My understanding is that all of your few remaining brain cells have to do double or triple duty, rendering you incapable of distinguishing between the game of squash and Navajo squash blossom necklaces.

Reading your posts is like watching someone crank the handle on an old-fashioned adding machine; we can SEE the gears turning and the dials rotating and the new message laboriously coming into consciousness before you post it.

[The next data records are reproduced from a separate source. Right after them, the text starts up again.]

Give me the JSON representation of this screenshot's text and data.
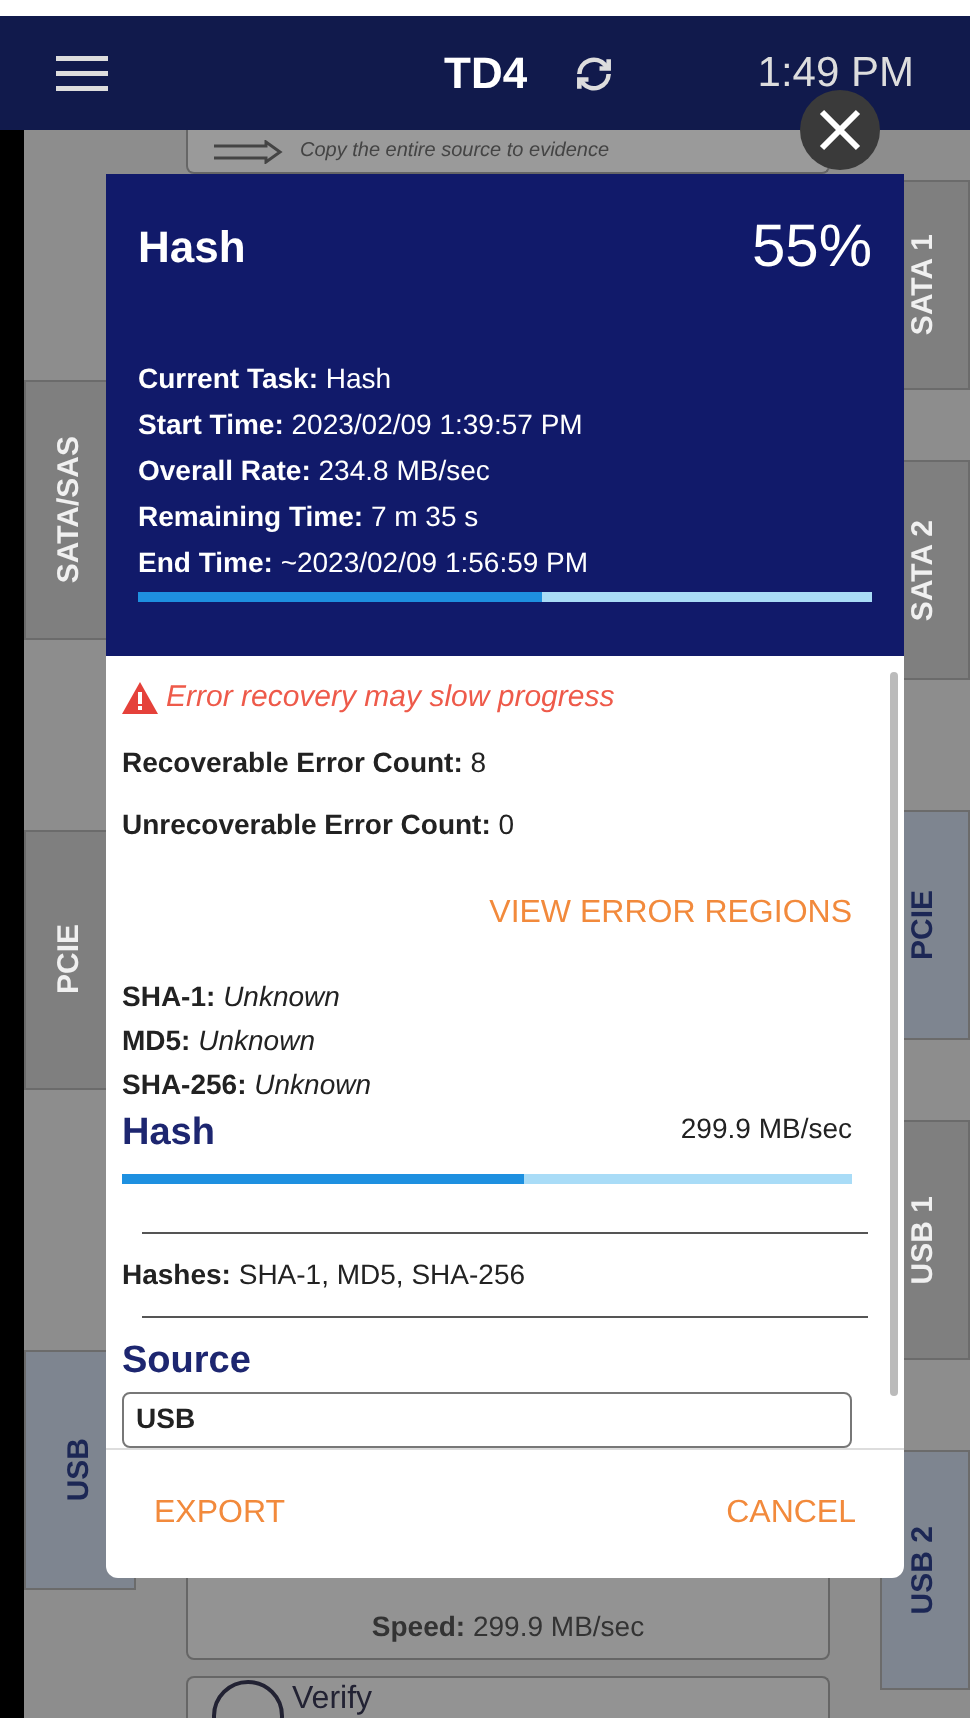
{
  "header": {
    "title": "TD4",
    "time": "1:49 PM"
  },
  "background": {
    "left_tabs": [
      {
        "label": "SATA/SAS",
        "active": false
      },
      {
        "label": "PCIE",
        "active": false
      },
      {
        "label": "USB",
        "active": true
      }
    ],
    "right_tabs": [
      {
        "label": "SATA 1",
        "active": false
      },
      {
        "label": "SATA 2",
        "active": false
      },
      {
        "label": "PCIE",
        "active": true
      },
      {
        "label": "USB 1",
        "active": false
      },
      {
        "label": "USB 2",
        "active": true
      }
    ],
    "top_card": "Copy the entire source to evidence",
    "speed_card": "**Speed:** 299.9 MB/sec",
    "verify_card": "Verify"
  },
  "dialog": {
    "title": "Hash",
    "percent": "55%",
    "level": 0.55,
    "info": [
      {
        "label": "Current Task:",
        "value": "Hash"
      },
      {
        "label": "Start Time:",
        "value": "2023/02/09 1:39:57 PM"
      },
      {
        "label": "Overall Rate:",
        "value": "234.8 MB/sec"
      },
      {
        "label": "Remaining Time:",
        "value": "7 m 35 s"
      },
      {
        "label": "End Time:",
        "value": "~2023/02/09 1:56:59 PM"
      }
    ],
    "warning": "Error recovery may slow progress",
    "counts": [
      {
        "label": "Recoverable Error Count:",
        "value": "8"
      },
      {
        "label": "Unrecoverable Error Count:",
        "value": "0"
      }
    ],
    "link": "VIEW ERROR REGIONS",
    "hashes": [
      {
        "label": "SHA-1:",
        "value": "Unknown"
      },
      {
        "label": "MD5:",
        "value": "Unknown"
      },
      {
        "label": "SHA-256:",
        "value": "Unknown"
      }
    ],
    "task": {
      "title": "Hash",
      "rate": "299.9 MB/sec",
      "level": 0.55
    },
    "hash_list": {
      "label": "Hashes:",
      "value": "SHA-1, MD5, SHA-256"
    },
    "source": {
      "title": "Source",
      "value": "USB"
    },
    "buttons": [
      "EXPORT",
      "CANCEL"
    ]
  }
}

"I have absolutely no idea what this is about, but I've heard of this other thing that I mistakenly believe is related to it, so I'll mention that, and people will want to have sex with me after the next Slog Happy because of how smart I are". Thunk thunk thunk.
22
So, are we live-slogging the Sounders game in Toronto on Sunday?

It's carried live on CBC.

to the fucktard @21 - seriously, have you never read any history of native peoples, are you just an ignorant twit?
23
I'm with CF on End Game--it is good (but will be awesome @ Steppenwolf). I must quibble with his snide dismissal of US Cellphone Field: at least they have a doggie day, unlike some other ball parks I could mention. (Though, this being the dog-hatin' Slog, I realize the virtue of this is a matter of opinion).